Plenário aprova MP que prorroga ‘Refis da Crise’

O Plenário do Senado aprovou nesta terça-feira (27) Projeto de Lei de Conversão 10/2014, decorrente da Medida Provisória 638/2014, que permite às empresas do programa Inovar-Auto importar softwares sem similar nacional e prorroga o prazo de adesão ao chamado Refis da Crise.  O projeto também reabre o prazo para que entidades filantrópicas de saúde possam aderir a programas de moratória e remissão de dívidas em relação a tributos do Fisco federal (Prosus), transforma em autorização a modalidade do serviço de transporte interestadual e internacional de passageiros e regulariza terrenos ocupados por entidades filantrópicas no Distrito Federal.  Os senadores aprovaram o PLV que havia sido encaminhado pela Câmara dos Deputados, mas reintroduziram no texto parte dos artigos incorporados na comissão mista que analisou a MP 638/2014 e que haviam ficado de fora depois da aprovação da matéria na Câmara. Com as mudanças, o projeto de conversão retorna àquela Casa para nova análise.
Entre as medidas recolocadas no PLV pelos senadores está a mudança do regime de outorga para autorização para prestação de serviço de transporte regular interestadual e internacional de passageiros. Com a alteração, que deverá ser feita à medida que vençam os contratos de permissão vigentes, caberá à Agência Nacional de Transporte Terrestre (ANTT) a tarefa de regulamentar e fiscalizar a atividade.
A ANNT também poderá, pelo prazo de cinco anos, fixar as tarifas máximas a serem cobradas pelo transporte interestadual e internacional de passageiros, assim como seus reajustes.
A justificativa para a mudança de modalidade é, segundo os senadores, permitir que a atividade seja realizada de maneira mais rápida e eficiente, uma vez que os modelos de concessão e permissão seriam de difícil operacionalização. Relator-revisor da matéria, o senador Ivo Cassol (PP-RO) deu parecer contrário à mudança de regime, mas foi derrotado em Plenário.
- Eu brigo para que a gente possa ter a menor tarifa de ônibus. Andar de ônibus às vezes é mais caro do que andar de avião. Eu queria licitação para todas as linha do país – argumentou.
Lotes de igrejas
A outra medida retomada pelos senadores foi a regularização de terrenos de entidades religiosas de qualquer culto e de entidades de assistência social que tenham se instalado no Distrito Federal até 31 de dezembro de 2006. Para ter seu lote regularizado, é preciso que essas entidades estejam efetivamente realizando suas atividades no local.
- Essa medida era uma questão de justiça com DF e estamos regularizando os terrenos para todas as religiões – agradeceu o senador Gim, que presidiu a comissão mista.
A regularização dos lotes só poderá ser feita em áreas urbanas.
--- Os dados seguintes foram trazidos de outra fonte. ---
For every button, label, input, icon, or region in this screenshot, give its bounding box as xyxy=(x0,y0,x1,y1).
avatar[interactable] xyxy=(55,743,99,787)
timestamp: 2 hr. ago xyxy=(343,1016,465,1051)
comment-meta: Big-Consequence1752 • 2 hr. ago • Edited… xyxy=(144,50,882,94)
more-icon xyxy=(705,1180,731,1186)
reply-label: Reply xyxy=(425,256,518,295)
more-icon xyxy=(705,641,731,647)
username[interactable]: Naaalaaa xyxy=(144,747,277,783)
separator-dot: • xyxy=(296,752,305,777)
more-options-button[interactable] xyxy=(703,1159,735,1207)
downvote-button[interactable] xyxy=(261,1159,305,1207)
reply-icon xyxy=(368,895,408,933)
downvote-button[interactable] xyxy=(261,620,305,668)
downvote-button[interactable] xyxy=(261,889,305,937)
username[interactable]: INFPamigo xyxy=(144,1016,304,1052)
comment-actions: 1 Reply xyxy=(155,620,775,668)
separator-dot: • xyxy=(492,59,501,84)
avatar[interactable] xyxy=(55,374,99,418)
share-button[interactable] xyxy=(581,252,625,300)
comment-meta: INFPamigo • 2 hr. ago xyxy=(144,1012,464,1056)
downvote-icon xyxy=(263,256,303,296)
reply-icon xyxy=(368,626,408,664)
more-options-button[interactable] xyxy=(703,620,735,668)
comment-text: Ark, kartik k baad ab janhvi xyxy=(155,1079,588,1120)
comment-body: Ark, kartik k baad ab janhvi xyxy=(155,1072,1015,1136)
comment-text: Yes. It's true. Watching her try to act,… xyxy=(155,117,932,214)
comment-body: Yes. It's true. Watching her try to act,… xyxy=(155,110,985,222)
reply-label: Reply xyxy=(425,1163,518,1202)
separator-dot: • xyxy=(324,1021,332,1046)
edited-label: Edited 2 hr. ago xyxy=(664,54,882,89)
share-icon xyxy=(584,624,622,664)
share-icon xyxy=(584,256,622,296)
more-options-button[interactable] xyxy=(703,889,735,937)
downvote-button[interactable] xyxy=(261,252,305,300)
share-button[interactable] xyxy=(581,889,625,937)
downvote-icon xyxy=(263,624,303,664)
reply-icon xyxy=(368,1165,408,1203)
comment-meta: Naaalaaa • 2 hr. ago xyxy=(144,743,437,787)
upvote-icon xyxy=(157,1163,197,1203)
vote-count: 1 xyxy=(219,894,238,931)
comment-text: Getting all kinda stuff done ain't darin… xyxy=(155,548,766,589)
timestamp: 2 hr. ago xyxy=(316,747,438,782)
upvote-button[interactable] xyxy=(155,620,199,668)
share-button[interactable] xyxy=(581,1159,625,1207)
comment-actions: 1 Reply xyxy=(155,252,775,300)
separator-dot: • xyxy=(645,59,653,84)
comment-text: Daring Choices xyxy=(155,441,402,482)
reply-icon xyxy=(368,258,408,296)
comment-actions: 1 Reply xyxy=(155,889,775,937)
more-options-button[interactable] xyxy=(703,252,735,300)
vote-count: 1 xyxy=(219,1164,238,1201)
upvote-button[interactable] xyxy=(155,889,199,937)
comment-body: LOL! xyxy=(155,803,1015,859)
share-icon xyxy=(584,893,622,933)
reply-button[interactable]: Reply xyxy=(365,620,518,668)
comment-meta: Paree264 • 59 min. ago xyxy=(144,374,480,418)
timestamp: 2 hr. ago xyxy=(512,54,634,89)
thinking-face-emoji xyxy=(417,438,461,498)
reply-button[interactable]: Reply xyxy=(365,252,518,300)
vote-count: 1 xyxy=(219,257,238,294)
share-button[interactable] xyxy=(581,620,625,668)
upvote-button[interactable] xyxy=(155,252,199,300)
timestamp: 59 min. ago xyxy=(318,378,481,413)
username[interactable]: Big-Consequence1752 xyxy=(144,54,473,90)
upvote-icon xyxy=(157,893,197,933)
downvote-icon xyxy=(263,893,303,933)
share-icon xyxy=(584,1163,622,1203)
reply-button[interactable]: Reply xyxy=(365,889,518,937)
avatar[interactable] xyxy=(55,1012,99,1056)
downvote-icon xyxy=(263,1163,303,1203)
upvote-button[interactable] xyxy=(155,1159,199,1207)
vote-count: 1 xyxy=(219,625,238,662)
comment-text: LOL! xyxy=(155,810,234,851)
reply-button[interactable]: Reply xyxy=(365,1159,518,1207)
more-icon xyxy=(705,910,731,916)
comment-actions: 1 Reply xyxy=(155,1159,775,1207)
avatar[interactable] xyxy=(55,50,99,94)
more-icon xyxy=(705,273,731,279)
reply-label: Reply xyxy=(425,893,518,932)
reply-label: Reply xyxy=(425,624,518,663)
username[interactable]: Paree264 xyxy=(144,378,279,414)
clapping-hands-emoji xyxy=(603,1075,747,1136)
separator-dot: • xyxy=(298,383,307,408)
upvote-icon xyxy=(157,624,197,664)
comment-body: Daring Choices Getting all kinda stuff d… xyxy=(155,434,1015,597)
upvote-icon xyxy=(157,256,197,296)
Fica proibida a alteração do uso do imóvel – cláusula que deverá constar da escritura do terreno ou de seu contrato de concessão.
Refis
O PLV 10/2014 prorroga o prazo de adesão ao chamado Refis da Crise, criado pelas Leis 11.941/2009 e 12.249/2010, oriundas de medidas provisórias. Seu nome deriva da crise econômica mundial de 2008, que atingiu as empresas brasileiras, especialmente exportadoras. Mas o parcelamento, que incorporou dívidas existentes até 2008, beneficiou também débitos de pessoas físicas.
Pela matéria, o devedor com dívida até R$ 1 milhão terá de pagar 10% do valor total na adesão. Se a dívida for acima de R$ 1 milhão, a empresa deverá pagar 20%. Em ambos os casos, o pagamento pode ser feito em até cinco parcelas.
O Refis tinha sido inserido na MP 627/2013, que muda a forma de tributação dos lucros obtidos por multinacionais brasileiras advindos de suas controladas no exterior, mas foi vetado pela presidente Dilma Rousseff.
Inovar-Auto
Originalmente, a MP 638/2014 incluiu importações de softwares e de equipamentos sem similares nacionais, bem como de peças de reposição de valor menor que 10% do maquinário a que pertencem no rol de atividades que geram crédito presumido de Imposto sobre Produtos Importados (IPI), dentro do programa Inovar-Auto.
O programa, instituído pela Lei 12.715/2012 e com vigência até 31 de dezembro de 2017, permite às empresas participantes apurar crédito presumido de IPI de gastos realizados no país em áreas como pesquisa, desenvolvimento e inovação tecnológica e com insumos estratégicos. O objetivo é incentivar o investimento em pesquisa e tecnologia na indústria automobilística nacional.
A MP também determinou que as empresas que forneçam insumos a montadoras participantes do Inovar-Auto devem informar ao Ministério do Desenvolvimento, Indústria e Comércio Exterior os compradores, os valores e demais características dos produtos fornecidos. A intenção do governo é monitorar as empresas participantes do programa, assim como toda a cadeia produtiva do setor automotivo.
Fornecedores que não apresentarem as informações ficarão sujeitos a multa de 2% sobre o valor das operações. Para o caso de informações incorretas, a penalidade será de 1% sobre a diferença entre o valor informado e o devido.
O projeto ainda estabelece que multas advindas do descumprimento do programa deverão ser recolhidas junto ao Fundo Nacional de Desenvolvimento Científico e Tecnológico (FNDCT).
Santas Casas
O PLV também reabre o prazo de adesão das entidades filantrópicas da área de saúde ao programa de moratória e remissão de dívidas dessas entidades em relação a tributos do Fisco federal (Prosus).
A moratória prevista no Prosus vale para pendências com a Receita Federal e a Procuradoria-Geral da Fazenda Nacional (PGFN) até janeiro de 2014. A Lei 12.873/2013, atualmente em vigor, prevê moratória das dívidas até setembro de 2013. O texto retira a incidência de juros e correção monetária sobre o total da dívida tributária das entidades filantrópicas.

Fonte: Noticias Fiscais
Com informações da Agência Câmara

viaPlenário aprova MP que prorroga ‘Refis da Crise’ — Senado Federal – Portal de Notícias.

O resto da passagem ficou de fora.